A CEV (Conferência Episcopal da Venezuela) revelou nesta quarta-feira (6) que padres e outros membros da Igreja Católica do país cometeram abusos sexuais contra menores e “pessoas vulneráveis”, cujo número de casos a instituição decidiu manter “em sigilo”.

“Os abusos sexuais, sem exceção, constituem crime e pecado grave contra a vida e a dignidade da pessoa, principalmente quando atingem os mais fracos. Lamentavelmente, membros da Igreja também cometeram esses abusos, causando feridas profundas na vida das vítimas”, afirmou a CEV em comunicado.

No texto, lido em entrevista coletiva pelo primeiro vice-presidente da instituição, monsenhor Mario Moronta, a CEV reconhece que a “Igreja na Venezuela […] recebeu nas dioceses as denúncias que lhe foram apresentadas”, sem especificar em que período foram informados esses relatos ou os locais onde ocorreram.

Posteriormente, segundo o texto, procedeu-se à abertura de inquéritos e processos, “de acordo com a legislação eclesial, e à sanção a padres e outros membros da Igreja que comprovadamente cometeram crimes”.

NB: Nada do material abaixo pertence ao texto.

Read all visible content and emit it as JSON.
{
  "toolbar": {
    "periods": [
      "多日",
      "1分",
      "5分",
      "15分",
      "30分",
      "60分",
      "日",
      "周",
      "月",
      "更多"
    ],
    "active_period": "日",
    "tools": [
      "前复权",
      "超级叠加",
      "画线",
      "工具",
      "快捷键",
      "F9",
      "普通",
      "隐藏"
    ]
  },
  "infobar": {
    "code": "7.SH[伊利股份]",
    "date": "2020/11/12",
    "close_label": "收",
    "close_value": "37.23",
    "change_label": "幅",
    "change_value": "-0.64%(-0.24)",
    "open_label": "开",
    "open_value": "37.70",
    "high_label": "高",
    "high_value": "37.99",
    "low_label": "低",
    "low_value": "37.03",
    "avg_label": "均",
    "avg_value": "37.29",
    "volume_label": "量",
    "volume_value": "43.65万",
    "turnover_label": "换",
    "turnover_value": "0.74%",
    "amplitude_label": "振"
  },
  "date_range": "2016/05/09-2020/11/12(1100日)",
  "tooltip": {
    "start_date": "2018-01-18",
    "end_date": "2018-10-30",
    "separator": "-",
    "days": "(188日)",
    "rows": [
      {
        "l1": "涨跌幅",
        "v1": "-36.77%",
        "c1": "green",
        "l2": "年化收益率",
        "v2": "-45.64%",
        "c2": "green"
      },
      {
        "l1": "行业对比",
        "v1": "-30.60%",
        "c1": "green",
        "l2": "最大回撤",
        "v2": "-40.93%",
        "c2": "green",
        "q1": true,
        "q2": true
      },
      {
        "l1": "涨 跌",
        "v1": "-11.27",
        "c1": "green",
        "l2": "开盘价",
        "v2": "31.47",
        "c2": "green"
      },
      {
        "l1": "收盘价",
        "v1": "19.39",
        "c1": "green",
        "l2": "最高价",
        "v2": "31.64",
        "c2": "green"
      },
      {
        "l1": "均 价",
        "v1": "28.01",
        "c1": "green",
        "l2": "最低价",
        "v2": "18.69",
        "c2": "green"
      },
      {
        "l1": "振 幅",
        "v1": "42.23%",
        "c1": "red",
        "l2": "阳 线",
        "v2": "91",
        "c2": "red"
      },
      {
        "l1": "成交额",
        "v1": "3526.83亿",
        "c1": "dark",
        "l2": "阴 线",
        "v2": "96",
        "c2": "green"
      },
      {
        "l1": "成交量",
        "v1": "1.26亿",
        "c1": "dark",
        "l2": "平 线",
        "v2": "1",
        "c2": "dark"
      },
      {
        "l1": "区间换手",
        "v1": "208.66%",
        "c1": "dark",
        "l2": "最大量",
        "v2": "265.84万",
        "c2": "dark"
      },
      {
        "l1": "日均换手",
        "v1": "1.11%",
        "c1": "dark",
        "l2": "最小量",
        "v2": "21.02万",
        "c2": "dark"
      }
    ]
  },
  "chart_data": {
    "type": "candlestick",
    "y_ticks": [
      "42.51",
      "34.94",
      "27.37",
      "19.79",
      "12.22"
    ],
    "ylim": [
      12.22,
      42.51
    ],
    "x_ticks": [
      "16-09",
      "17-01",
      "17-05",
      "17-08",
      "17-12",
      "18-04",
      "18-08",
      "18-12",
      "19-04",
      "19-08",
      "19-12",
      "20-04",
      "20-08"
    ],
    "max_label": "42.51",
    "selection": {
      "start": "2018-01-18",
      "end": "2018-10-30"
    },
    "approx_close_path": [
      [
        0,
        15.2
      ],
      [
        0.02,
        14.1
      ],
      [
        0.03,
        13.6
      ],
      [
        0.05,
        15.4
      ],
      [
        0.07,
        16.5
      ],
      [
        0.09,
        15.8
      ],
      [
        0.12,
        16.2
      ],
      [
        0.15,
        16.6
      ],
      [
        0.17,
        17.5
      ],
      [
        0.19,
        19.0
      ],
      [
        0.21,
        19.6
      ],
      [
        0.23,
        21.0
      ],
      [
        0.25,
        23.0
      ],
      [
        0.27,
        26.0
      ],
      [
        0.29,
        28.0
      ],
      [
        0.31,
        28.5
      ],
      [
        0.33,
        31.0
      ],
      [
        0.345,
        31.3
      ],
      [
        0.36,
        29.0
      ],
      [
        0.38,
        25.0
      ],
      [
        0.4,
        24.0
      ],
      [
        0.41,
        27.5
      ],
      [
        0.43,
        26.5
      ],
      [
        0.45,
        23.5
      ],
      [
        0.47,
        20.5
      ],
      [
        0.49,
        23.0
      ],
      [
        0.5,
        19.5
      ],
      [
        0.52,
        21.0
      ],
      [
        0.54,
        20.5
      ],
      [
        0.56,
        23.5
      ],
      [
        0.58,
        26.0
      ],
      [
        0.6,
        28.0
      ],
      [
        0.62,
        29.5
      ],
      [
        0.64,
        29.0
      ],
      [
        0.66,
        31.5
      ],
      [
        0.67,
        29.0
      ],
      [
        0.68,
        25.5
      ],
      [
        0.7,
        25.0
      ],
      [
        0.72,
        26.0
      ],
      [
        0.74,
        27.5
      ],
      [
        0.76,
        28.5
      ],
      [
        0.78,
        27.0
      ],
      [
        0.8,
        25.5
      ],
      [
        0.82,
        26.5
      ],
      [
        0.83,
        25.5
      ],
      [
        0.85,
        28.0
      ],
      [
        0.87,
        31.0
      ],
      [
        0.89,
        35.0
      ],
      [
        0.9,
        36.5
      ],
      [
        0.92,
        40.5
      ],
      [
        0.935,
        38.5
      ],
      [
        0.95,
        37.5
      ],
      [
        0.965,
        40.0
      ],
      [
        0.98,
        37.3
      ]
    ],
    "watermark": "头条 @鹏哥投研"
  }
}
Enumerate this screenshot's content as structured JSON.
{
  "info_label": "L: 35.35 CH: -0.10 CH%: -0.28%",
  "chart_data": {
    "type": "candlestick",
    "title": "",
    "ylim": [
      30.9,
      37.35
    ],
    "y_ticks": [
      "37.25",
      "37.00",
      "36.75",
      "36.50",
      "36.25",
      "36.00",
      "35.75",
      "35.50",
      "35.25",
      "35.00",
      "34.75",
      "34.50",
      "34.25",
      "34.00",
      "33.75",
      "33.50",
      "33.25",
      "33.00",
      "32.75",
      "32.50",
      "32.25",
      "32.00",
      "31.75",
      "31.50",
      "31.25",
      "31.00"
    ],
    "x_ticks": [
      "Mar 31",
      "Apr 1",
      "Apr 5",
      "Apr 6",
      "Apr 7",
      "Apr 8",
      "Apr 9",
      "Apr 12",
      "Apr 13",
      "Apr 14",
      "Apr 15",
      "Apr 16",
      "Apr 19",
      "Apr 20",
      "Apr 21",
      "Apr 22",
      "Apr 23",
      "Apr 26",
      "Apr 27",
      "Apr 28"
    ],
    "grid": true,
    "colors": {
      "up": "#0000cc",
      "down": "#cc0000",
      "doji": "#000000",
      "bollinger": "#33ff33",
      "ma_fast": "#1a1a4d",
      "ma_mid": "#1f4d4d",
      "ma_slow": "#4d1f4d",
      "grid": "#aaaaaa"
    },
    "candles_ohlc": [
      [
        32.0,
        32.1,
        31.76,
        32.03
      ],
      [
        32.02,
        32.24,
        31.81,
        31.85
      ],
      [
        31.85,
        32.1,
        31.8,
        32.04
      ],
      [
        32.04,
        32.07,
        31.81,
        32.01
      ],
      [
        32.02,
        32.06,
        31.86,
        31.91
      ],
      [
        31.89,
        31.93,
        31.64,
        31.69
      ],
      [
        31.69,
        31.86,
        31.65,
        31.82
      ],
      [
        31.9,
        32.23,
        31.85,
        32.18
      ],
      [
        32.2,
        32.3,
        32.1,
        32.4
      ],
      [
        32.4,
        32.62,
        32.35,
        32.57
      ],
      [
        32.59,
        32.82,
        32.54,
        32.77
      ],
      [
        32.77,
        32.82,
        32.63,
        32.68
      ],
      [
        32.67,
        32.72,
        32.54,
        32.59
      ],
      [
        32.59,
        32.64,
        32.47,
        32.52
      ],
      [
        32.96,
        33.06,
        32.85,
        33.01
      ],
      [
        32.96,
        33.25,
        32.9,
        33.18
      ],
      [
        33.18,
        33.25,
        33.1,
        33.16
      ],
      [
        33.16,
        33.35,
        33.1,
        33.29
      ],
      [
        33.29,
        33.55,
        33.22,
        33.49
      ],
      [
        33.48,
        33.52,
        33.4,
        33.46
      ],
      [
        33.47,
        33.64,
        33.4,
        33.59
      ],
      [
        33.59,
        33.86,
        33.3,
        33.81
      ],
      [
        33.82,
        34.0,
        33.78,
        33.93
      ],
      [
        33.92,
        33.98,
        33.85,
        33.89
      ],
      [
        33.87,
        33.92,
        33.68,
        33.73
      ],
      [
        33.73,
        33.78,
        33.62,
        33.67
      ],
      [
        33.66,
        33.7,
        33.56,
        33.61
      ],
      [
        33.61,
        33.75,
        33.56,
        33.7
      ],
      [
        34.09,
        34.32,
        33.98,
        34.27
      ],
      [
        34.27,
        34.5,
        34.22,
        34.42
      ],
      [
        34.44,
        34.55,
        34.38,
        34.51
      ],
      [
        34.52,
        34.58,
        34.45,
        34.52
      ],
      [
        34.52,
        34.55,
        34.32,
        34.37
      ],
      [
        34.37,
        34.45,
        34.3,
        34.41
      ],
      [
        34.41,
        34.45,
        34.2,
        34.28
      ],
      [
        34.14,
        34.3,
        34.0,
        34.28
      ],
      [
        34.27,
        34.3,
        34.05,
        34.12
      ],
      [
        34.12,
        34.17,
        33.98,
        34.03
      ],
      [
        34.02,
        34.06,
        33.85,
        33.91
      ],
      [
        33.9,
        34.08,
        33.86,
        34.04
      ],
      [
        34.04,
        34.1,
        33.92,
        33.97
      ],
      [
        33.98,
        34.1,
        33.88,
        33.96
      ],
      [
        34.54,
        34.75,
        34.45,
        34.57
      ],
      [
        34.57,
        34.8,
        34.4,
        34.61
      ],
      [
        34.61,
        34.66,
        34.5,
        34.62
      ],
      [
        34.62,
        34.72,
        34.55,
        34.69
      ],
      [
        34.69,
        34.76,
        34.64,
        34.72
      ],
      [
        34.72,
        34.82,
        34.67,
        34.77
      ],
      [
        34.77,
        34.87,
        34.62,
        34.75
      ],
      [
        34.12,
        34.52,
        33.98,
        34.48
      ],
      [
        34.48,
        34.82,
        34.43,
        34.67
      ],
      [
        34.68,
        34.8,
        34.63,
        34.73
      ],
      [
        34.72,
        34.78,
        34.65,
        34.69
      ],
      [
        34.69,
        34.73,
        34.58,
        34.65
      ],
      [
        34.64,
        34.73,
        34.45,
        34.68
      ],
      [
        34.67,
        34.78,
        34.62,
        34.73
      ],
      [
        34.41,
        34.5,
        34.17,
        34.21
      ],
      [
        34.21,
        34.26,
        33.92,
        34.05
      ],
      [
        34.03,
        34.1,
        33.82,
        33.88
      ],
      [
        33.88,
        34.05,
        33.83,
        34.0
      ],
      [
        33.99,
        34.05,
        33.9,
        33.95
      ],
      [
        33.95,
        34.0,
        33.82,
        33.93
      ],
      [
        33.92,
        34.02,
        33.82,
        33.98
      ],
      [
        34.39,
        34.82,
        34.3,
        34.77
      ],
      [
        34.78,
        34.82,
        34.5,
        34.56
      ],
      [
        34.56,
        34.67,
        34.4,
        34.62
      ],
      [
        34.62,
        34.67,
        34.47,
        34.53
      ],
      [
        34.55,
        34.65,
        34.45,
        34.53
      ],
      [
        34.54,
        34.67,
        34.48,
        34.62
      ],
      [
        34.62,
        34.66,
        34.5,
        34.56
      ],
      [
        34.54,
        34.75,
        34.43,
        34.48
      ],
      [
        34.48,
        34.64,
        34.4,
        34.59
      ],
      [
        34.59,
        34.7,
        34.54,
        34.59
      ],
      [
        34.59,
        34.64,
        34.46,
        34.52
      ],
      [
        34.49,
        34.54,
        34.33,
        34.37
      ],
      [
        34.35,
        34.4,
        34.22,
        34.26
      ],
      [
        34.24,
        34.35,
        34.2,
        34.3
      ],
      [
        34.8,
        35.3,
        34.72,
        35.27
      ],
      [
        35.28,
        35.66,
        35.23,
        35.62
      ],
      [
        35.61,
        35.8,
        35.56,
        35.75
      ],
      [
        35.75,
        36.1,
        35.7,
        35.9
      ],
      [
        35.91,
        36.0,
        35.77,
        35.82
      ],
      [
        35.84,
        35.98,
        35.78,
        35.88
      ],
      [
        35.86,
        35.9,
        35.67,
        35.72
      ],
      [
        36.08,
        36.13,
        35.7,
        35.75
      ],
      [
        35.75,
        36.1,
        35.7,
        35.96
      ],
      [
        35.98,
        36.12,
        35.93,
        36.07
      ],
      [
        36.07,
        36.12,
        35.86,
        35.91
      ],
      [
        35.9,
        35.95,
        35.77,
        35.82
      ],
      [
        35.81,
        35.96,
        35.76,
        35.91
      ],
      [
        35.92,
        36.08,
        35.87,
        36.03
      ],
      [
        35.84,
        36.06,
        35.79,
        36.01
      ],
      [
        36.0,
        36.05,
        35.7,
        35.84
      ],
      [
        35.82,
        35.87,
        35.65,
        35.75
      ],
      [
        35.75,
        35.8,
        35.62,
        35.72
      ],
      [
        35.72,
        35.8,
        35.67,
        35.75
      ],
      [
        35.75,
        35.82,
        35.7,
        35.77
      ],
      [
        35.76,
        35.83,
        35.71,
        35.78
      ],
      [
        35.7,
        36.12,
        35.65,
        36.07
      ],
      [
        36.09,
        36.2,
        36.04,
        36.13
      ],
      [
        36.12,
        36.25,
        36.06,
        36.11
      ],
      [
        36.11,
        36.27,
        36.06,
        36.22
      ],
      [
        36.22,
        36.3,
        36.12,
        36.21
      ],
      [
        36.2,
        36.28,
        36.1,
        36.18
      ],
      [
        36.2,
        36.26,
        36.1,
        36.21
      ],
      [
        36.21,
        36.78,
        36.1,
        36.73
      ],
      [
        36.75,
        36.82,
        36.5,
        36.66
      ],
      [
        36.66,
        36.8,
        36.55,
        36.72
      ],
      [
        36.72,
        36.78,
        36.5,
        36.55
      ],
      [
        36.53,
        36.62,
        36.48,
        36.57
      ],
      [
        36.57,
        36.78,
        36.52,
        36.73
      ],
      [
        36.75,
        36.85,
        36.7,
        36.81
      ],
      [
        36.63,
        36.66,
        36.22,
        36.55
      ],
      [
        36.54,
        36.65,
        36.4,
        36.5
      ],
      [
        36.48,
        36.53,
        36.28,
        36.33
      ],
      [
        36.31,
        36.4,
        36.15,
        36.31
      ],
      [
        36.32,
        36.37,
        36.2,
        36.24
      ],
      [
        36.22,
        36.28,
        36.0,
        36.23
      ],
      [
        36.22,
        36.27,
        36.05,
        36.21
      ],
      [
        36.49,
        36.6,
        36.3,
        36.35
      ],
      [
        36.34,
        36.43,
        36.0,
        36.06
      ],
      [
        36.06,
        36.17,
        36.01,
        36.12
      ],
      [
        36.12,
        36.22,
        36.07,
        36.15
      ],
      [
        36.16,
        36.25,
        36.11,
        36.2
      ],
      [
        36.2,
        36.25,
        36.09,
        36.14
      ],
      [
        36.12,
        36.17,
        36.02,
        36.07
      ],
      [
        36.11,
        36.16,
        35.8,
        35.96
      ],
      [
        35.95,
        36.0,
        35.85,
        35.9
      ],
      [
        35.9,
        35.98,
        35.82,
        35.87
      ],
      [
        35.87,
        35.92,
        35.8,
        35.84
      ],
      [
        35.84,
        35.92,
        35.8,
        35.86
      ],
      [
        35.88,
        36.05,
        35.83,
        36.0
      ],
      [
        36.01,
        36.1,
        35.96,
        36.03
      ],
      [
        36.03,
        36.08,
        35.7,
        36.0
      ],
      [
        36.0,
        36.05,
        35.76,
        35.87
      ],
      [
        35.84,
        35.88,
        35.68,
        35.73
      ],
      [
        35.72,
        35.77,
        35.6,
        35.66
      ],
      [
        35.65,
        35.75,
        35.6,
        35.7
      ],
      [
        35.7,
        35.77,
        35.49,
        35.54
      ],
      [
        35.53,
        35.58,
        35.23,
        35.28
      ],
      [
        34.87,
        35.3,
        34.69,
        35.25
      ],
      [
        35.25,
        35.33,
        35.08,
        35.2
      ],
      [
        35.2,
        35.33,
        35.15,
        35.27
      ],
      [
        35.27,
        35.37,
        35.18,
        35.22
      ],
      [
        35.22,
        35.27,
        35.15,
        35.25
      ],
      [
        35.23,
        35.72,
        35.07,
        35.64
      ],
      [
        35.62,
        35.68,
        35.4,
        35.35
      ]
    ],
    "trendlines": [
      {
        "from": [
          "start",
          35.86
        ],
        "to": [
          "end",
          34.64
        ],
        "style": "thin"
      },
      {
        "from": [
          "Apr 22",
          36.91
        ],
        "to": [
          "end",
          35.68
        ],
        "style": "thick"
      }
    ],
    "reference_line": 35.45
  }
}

Segundo Moronta, os dados são mantidos “confidenciais” por “respeito às vítimas” e porque o episcopado está preparando “um estudo bastante sério a esse respeito”, sobre o qual não deu detalhes.

O sacerdote assegurou ainda que a CEV “pediu perdão e acompanhou as vítimas da forma mais abrangente e pastoral”.

No entanto, considerou que a “responsabilidade de cada caso não é da Conferência Episcopal, mas de cada bispo”.

“[A CEV] não se opôs nem se opõe à atuação dos órgãos competentes da Justiça civil nessa matéria de abusos. Pelo contrário, respeita as suas decisões e tem colaborado para esclarecer os fatos em que estiveram envolvidos sacerdotes e membros da Igreja”, destacou o texto.

Da mesma forma, a Igreja Católica da Venezuela constituiu uma comissão de prevenção, composta de bispos, sacerdotes, religiosos e fiéis leigos especialistas no assunto, e “estabeleceram-se mecanismos para receber denúncias de supostos abusos”.

A instituição também reiterou o compromisso de “promover a dignidade de crianças, adolescentes e pessoas vulneráveis, bem como protegê-los e oferecer-lhes ambientes seguros para seu desenvolvimento integral”.